Auditors are faulting the Canada Border Services Agency for haphazard oversight of contraband seized at the border including cash and narcotics worth hundreds of millions. “There is an increased opportunity for misappropriation,” said a report.
Cabinet will reintroduce an internet censorship bill, its third try in four years. Heritage Minister Steven Guilbeault yesterday said a pending bill would be similar to 2021 legislation, a failed bill critics called “overbroad and incoherent.”
Taxpayers have been billed hundreds of thousands for aid to universities in China, records show. The Department of Foreign Affairs would not detail Chinese grants that exceeded foreign aid paid to postsecondary schools in some of the world’s poorest countries: “The Chinese have always been looking for a respectful relationship.”
The labour department yesterday disclosed a $10,000 fine against a subsidized newspaper chain for breach of migrant labour regulations. The company, which described itself as “radically transparent,” declined comment.
Lawyers with the Department of Justice charged more than $21 million in billable hours on civil litigation targeting the Freedom Convoy, records show. The charge to taxpayers was more than double the compensation paid to Ottawa businesses that claimed lost income as a result of the 2022 protest: “What are the total legal costs incurred to date?”
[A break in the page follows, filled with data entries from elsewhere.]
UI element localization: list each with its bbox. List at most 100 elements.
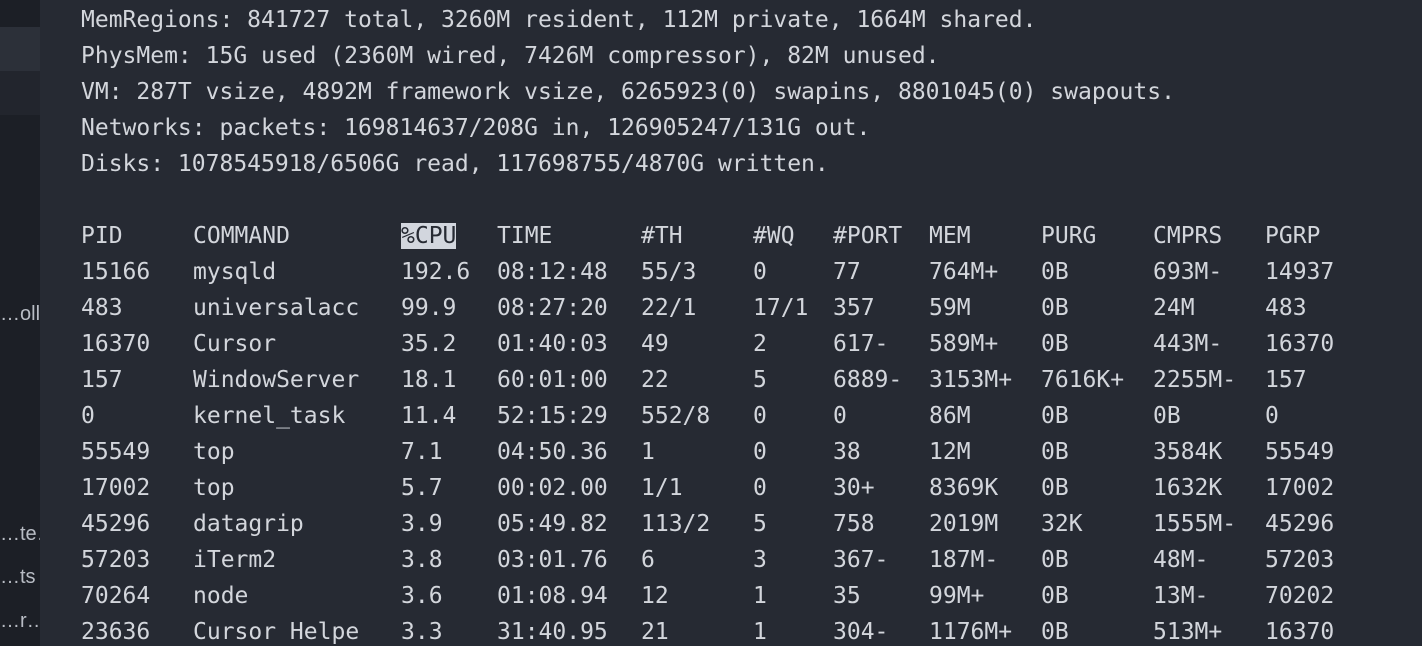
column-header-pgrp: PGRP	[1265, 223, 1321, 249]
cell-threads: 1/1	[641, 475, 683, 501]
cell-cpu: 3.6	[401, 583, 443, 609]
cell-command: top	[193, 439, 235, 465]
cell-wq: 0	[753, 475, 767, 501]
cell-threads: 21	[641, 619, 669, 645]
summary-networks: Networks: packets: 169814637/208G in, 12…	[81, 115, 871, 141]
column-header-purg: PURG	[1041, 223, 1097, 249]
cell-pgrp: 0	[1265, 403, 1279, 429]
cell-purg: 32K	[1041, 511, 1083, 537]
cell-cmprs: 1555M-	[1153, 511, 1237, 537]
sidebar-selected-item[interactable]	[0, 27, 40, 71]
cell-threads: 55/3	[641, 259, 697, 285]
cell-cpu: 99.9	[401, 295, 457, 321]
cell-mem: 3153M+	[929, 367, 1013, 393]
cell-cpu: 11.4	[401, 403, 457, 429]
cell-pgrp: 17002	[1265, 475, 1335, 501]
cell-purg: 0B	[1041, 403, 1069, 429]
cell-wq: 0	[753, 259, 767, 285]
cell-pid: 16370	[81, 331, 151, 357]
cell-pid: 57203	[81, 547, 151, 573]
cell-ports: 357	[833, 295, 875, 321]
cell-mem: 12M	[929, 439, 971, 465]
cell-time: 08:27:20	[497, 295, 608, 321]
cell-ports: 367-	[833, 547, 889, 573]
sidebar-item-label[interactable]: …r…	[0, 609, 40, 633]
cell-time: 05:49.82	[497, 511, 608, 537]
cell-command: Cursor Helpe	[193, 619, 360, 645]
cell-pgrp: 55549	[1265, 439, 1335, 465]
cell-pgrp: 16370	[1265, 331, 1335, 357]
cell-time: 00:02.00	[497, 475, 608, 501]
cell-pid: 15166	[81, 259, 151, 285]
column-header-cmprs: CMPRS	[1153, 223, 1223, 249]
cell-ports: 617-	[833, 331, 889, 357]
terminal-output[interactable]: MemRegions: 841727 total, 3260M resident…	[40, 0, 1422, 646]
cell-wq: 3	[753, 547, 767, 573]
cell-purg: 0B	[1041, 439, 1069, 465]
cell-ports: 304-	[833, 619, 889, 645]
cell-wq: 1	[753, 583, 767, 609]
cell-ports: 758	[833, 511, 875, 537]
cell-time: 08:12:48	[497, 259, 608, 285]
sidebar-item-label[interactable]: …oll…	[0, 302, 40, 326]
cell-ports: 38	[833, 439, 861, 465]
column-header-ports: #PORT	[833, 223, 903, 249]
cell-time: 31:40.95	[497, 619, 608, 645]
cell-pgrp: 14937	[1265, 259, 1335, 285]
column-header-threads: #TH	[641, 223, 683, 249]
cell-time: 52:15:29	[497, 403, 608, 429]
cell-mem: 589M+	[929, 331, 999, 357]
cell-mem: 1176M+	[929, 619, 1013, 645]
sidebar-item-label[interactable]: …te…	[0, 522, 40, 546]
cell-time: 01:08.94	[497, 583, 608, 609]
cell-cmprs: 48M-	[1153, 547, 1209, 573]
cell-threads: 12	[641, 583, 669, 609]
sidebar-panel: …oll… …te… …ts …r…	[0, 0, 40, 646]
cell-threads: 113/2	[641, 511, 711, 537]
cell-command: Cursor	[193, 331, 277, 357]
summary-memregions: MemRegions: 841727 total, 3260M resident…	[81, 7, 1037, 33]
cell-mem: 8369K	[929, 475, 999, 501]
cell-pid: 0	[81, 403, 95, 429]
cell-purg: 0B	[1041, 475, 1069, 501]
cell-cpu: 5.7	[401, 475, 443, 501]
sidebar-item[interactable]	[0, 71, 40, 115]
cell-command: kernel_task	[193, 403, 346, 429]
cell-ports: 0	[833, 403, 847, 429]
cell-wq: 17/1	[753, 295, 809, 321]
cell-mem: 86M	[929, 403, 971, 429]
cell-pid: 45296	[81, 511, 151, 537]
cell-mem: 764M+	[929, 259, 999, 285]
cell-command: top	[193, 475, 235, 501]
cell-pgrp: 45296	[1265, 511, 1335, 537]
cell-threads: 1	[641, 439, 655, 465]
cell-pgrp: 57203	[1265, 547, 1335, 573]
cell-cmprs: 693M-	[1153, 259, 1223, 285]
cell-pgrp: 483	[1265, 295, 1307, 321]
cell-purg: 7616K+	[1041, 367, 1125, 393]
cell-ports: 35	[833, 583, 861, 609]
cell-time: 03:01.76	[497, 547, 608, 573]
cell-purg: 0B	[1041, 331, 1069, 357]
cell-pgrp: 70202	[1265, 583, 1335, 609]
cell-cmprs: 3584K	[1153, 439, 1223, 465]
cell-ports: 77	[833, 259, 861, 285]
cell-cpu: 192.6	[401, 259, 471, 285]
summary-vm: VM: 287T vsize, 4892M framework vsize, 6…	[81, 79, 1175, 105]
cell-wq: 5	[753, 511, 767, 537]
cell-threads: 49	[641, 331, 669, 357]
cell-mem: 59M	[929, 295, 971, 321]
cell-cmprs: 2255M-	[1153, 367, 1237, 393]
cell-purg: 0B	[1041, 295, 1069, 321]
cell-cpu: 18.1	[401, 367, 457, 393]
cell-cmprs: 1632K	[1153, 475, 1223, 501]
cell-command: mysqld	[193, 259, 277, 285]
cell-cpu: 35.2	[401, 331, 457, 357]
cell-wq: 5	[753, 367, 767, 393]
column-header-command: COMMAND	[193, 223, 290, 249]
cell-cpu: 3.3	[401, 619, 443, 645]
column-header-wq: #WQ	[753, 223, 795, 249]
sidebar-item-label[interactable]: …ts	[0, 565, 40, 589]
cell-pid: 157	[81, 367, 123, 393]
cell-command: iTerm2	[193, 547, 277, 573]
Cabinet aides in internal emails schemed to “limit the damage” from public disclosures that Canadian taxpayers financed Chinese shipyard jobs, records show. “Distance ourselves from this as much as possible,” wrote one aide as then-Transport Minister Chrystia Freeland denied personal knowledge of the $1 billion BC Ferries deal: “It is our attempt to make the best of the worst.”
Public Safety Minister Gary Anandasangaree yesterday launched cabinet’s long-delayed buy-back of “assault style” firearms under a national program he privately dismissed as a political ploy to save 44 Liberal seats in Québec. Opposition MPs demanded his resignation: “Why did you say it was about Québec?”
The Department of Industry billed taxpayers nearly a third of a million to host a two-day conference of green technology companies seeking federal subsidies, records show. “Now is the time for ambitious climate action,” then-Minister François-Philippe Champagne said at the time.